Andreas201078 schrieb:


> um die scheiss 13 Euro geht es mir auch garnicht... allerdings habe ich ein riesen problem mit unzuverlässigen "sachen" siehe WAR... sollen sie ihre fresse aufreissen und sagen das ihre kack server es nicht packen, wenn mehr als 200+ leute in einem gebiet rumeiern... kann nicht sein das hier alles abkackt weil die irgendwelche hardware ausm  2. weltkrieg haben... echt erbärmlich und ja es reicht langsam!



Das einzig Erbärmliche ist die Art und Weise, in der du dich artikulierst. Wenn dem Host ein Backbone abraucht, oder ein großer Router rumzickt, dann nützen auch die besten Server nichts - ein Porsche fährt auch nur mit Benzin, wie ein Trabant ebenso.


----------



## Jadeblut (12. Dezember 2008)

Würd mich echt mal interessieren wie GOA eng mit "dem" verantwortlichen zusammen gearbeitet hat...

Stell mir grad vor wie die Telekomiker da an ihren Routern rumbasteln und nix hinbekommen... aber dann...
schickt GOA ihren Cisco experten in der glänzenden Rüstung hin der denen mal eben zeigt wie man so nen Router austauscht XD

Irgenwie echt lächerlich wenn der Patch die Leute zu etwas anregt (z.b. Burgen angreifen etc.) was die Server kein Stück verkraften...

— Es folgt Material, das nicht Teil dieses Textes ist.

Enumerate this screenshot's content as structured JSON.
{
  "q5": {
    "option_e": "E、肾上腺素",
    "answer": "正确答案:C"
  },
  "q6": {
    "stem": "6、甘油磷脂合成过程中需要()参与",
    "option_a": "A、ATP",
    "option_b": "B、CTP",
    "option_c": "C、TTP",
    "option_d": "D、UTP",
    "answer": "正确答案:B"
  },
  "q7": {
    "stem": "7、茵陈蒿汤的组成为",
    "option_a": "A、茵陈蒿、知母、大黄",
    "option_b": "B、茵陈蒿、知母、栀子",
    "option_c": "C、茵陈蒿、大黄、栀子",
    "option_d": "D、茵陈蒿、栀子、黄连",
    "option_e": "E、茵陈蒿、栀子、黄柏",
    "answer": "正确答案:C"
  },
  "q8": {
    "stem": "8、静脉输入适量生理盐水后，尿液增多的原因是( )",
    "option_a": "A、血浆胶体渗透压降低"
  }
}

ka wer hier wen verarscht, ob die Telekom da GOA verarscht oder GOA uns aber rofl... wie soll nen router es schaffen das wir uns anmelden und einloggen können, aber die welt nichtmehr betreten können? Da hab selbst ich genug Ausbildung um zu wissen das das Humbuk ist. Entweder routet das Ding oder net, ich glaub kaum das der nach dem einloggen urplötzlich dns oder ähnliches braucht.

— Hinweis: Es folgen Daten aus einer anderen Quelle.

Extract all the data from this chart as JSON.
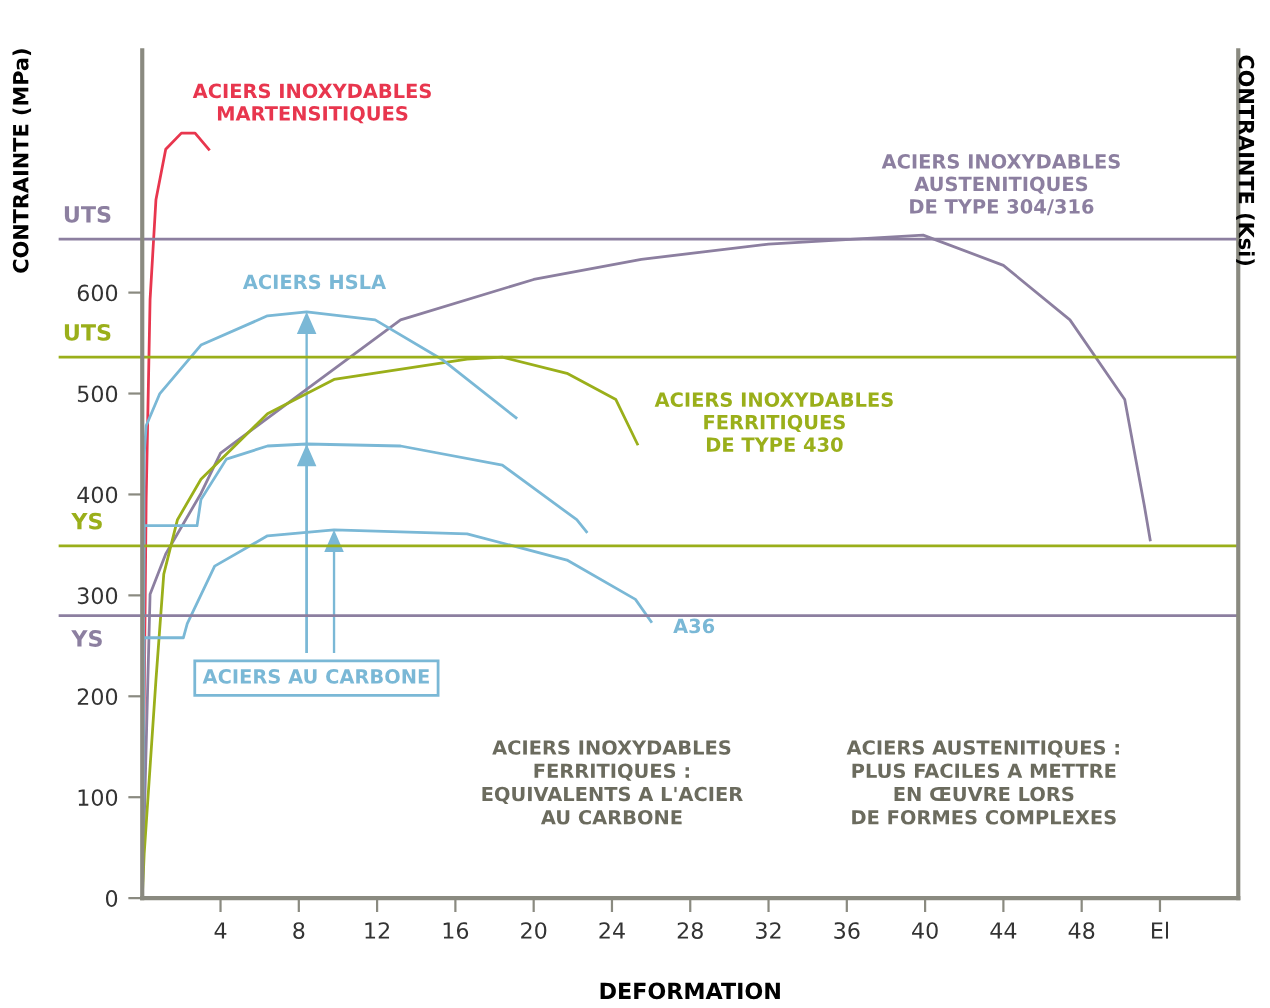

Finds schon asi genug das die ihre mies programmierten wannabe Patches an nem Wochenende aufspielen. Können die das net Mittwochs machen so wie Blizz?
Interface und so haben die ja genug von WoW übernommen, warum nicht auch mal die sinvollen Sachen?

P.S. Ja, ich liebe Blizzard, Blizz hat halt mit WoW nen hohen Standard gesetzt an den GOA nichtmal annähernd ran kommt, da könnt ihr flamen wie ihr wollt, das macht Warhammer nicht wirklich besser.


----------



## Ascían (12. Dezember 2008)

Ok, ich glaub jetzt kann mal zu hier. Ist ja nicht zum Aushalten, was einige als "Fachwissen" verkaufen. Wenn du dich anmelden kannst, aber nicht einloggen, dann ist der Login-Server online, aber der Spielwelt-Server nicht. 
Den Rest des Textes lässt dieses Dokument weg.